Dlaczego na lukratywny interes czy korzystne transakcje przynoszące krociowe zyski mówimy KOKOSY? 
To jednemu z naszych najznakomitszych mistrzów słowa, genialnemu twórcy „Lalki” zawdzięczamy to określenie. Bolesław Prus nie posłużył się wprawdzie samą formą KOKOSY – użył utworzonego przez siebie okazjonalizmu, mającego postać wyrażenia KOKOSOWY INTERES. Od tego właśnie KOKOSOWEGO INTERESU, który wszedł do potocznej polszczyzny jako frazeologizm o znaczeniu ‘wyjątkowo korzystna, udana transakcja handlowa; przedsięwzięcie dające wielkie zyski’, pochodzi rzeczownik plurale tantum KOKOSY o tym samym znaczeniu. 
Sam KOKOS – rzeczownik mający formy obu liczb i oznaczający ‘owoc palmy kokosowej’ – to zapożyczenie z niemieckiego z początków XIX w.

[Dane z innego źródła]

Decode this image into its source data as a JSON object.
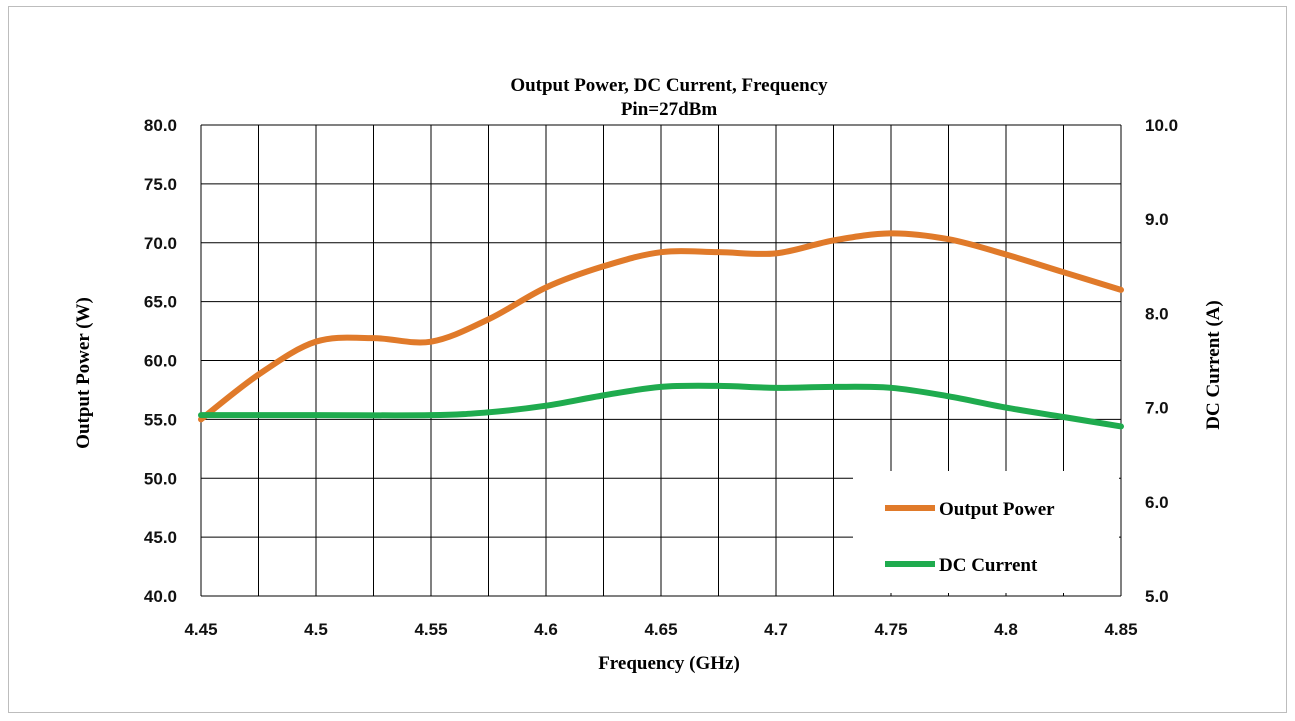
{
  "chart_data": {
    "type": "line",
    "title": "Output Power, DC  Current,  Frequency",
    "subtitle": "Pin=27dBm",
    "xlabel": "Frequency (GHz)",
    "ylabel": "Output  Power (W)",
    "y2label": "DC Current  (A)",
    "xlim": [
      4.45,
      4.85
    ],
    "ylim": [
      40,
      80
    ],
    "y2lim": [
      5,
      10
    ],
    "x_ticks": [
      "4.45",
      "4.5",
      "4.55",
      "4.6",
      "4.65",
      "4.7",
      "4.75",
      "4.8",
      "4.85"
    ],
    "y_ticks": [
      "40.0",
      "45.0",
      "50.0",
      "55.0",
      "60.0",
      "65.0",
      "70.0",
      "75.0",
      "80.0"
    ],
    "y2_ticks": [
      "5.0",
      "6.0",
      "7.0",
      "8.0",
      "9.0",
      "10.0"
    ],
    "grid": true,
    "legend_position": "bottom-right",
    "series": [
      {
        "name": "Output Power",
        "color": "#e07a2a",
        "axis": "left",
        "x": [
          4.45,
          4.475,
          4.5,
          4.525,
          4.55,
          4.575,
          4.6,
          4.625,
          4.65,
          4.675,
          4.7,
          4.725,
          4.75,
          4.775,
          4.8,
          4.825,
          4.85
        ],
        "values": [
          55.0,
          58.8,
          61.6,
          61.9,
          61.6,
          63.5,
          66.2,
          68.0,
          69.2,
          69.2,
          69.1,
          70.2,
          70.8,
          70.3,
          69.0,
          67.5,
          66.0
        ]
      },
      {
        "name": "DC Current",
        "color": "#1fab4e",
        "axis": "right",
        "x": [
          4.45,
          4.5,
          4.55,
          4.575,
          4.6,
          4.625,
          4.65,
          4.675,
          4.7,
          4.725,
          4.75,
          4.775,
          4.8,
          4.825,
          4.85
        ],
        "values": [
          6.92,
          6.92,
          6.92,
          6.95,
          7.02,
          7.13,
          7.22,
          7.23,
          7.21,
          7.22,
          7.21,
          7.12,
          7.0,
          6.9,
          6.8
        ]
      }
    ]
  }
}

Niemieckie das Kokos jest skróceniem dłuższego die Kokosnuss ‘orzech kokosowy’. A do niemczyzny Kokos trafił zapewne z hiszpańskiego lub portugalskiego, w których to językach słowo coco oznaczało niegdyś – co ciekawe – nie tylko ‘orzech kokosowy’, lecz także ‘straszydło; coś, czym się straszy dzieci’, a także ‘robak, robal, czerw’.